Can CUDA properly handle pure virtual classes?

In my program, I have a base class called “Geometry” which contains some pure virtual functions in it and one implementation of the class called “Sphere.” Whenever I run my program, the kernel never completes because “an illegal memory access was encountered.” Stepping through with the CUDA debugger, I’ve found that the crashing occurs when I call the pure virtual functions (accessed through a Geometry pointer). Is this because CUDA cannot properly handle vtables and is attempting to call a null function?

EDIT : The pointer to my sphere on the GPU shouldn’t be bad because I verified that it was copied correctly. However, whenever I add the Geometry pointer to the watch window in the debugger the following error message is shown: “Condition(false) in method: Nvda.CppExpressions.FrontEnd.TypeNodeConvertSymbolicsNodeToTypeChain(Nvda.Symbolics.ISymbolicsNode) device const _ZN3rex8GeometryE* device”. This is what is causing me to believe it is a problem with the pure virtual function call.

Are you creating these objects on the host and copying them to the device?

If so you may be running into this:

"It is not allowed to pass as an argument to a global function an object of a class with virtual functions. "

The reason is that if you instantiate the object on the host, then the virtual function table gets populated with host pointers. When you copy this object to the device, these host-pointers become meaningless.

Just speculating. A more definitive answer might be possible if you show a simple, complete test-case/example.

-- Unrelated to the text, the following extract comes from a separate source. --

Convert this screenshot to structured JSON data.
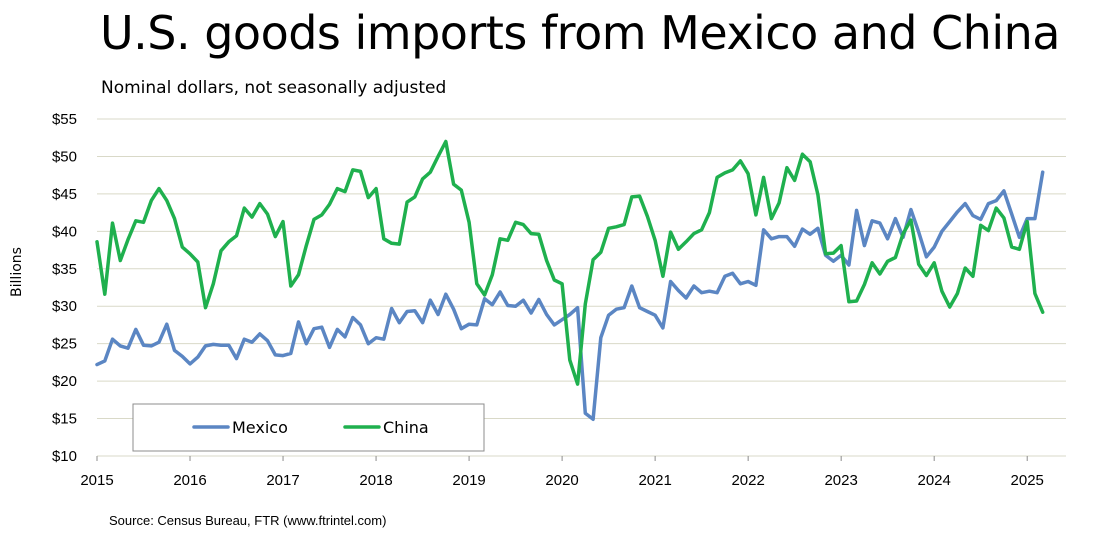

If you create the objects on the device (you can still configure and populate the objects with data passed from the host) then virtual functions (and polymorphism) should not be a problem.

Yup, that’s exactly what I’m doing. I knew that I was copying the host vtable pointer, but I completely overlooked that the pointers in the table would be pointing to things in completely separate address spaces. Thank you!

I have done that in the past and found it to be very slow compared to a less elegant switch case and union structures for my situation. That was back on Fermi, so perhaps things got better since then.

I changed all of my virtual code to run only on the device and made an initialization kernel and then everything worked. It was a slight pain to do it, but it all works.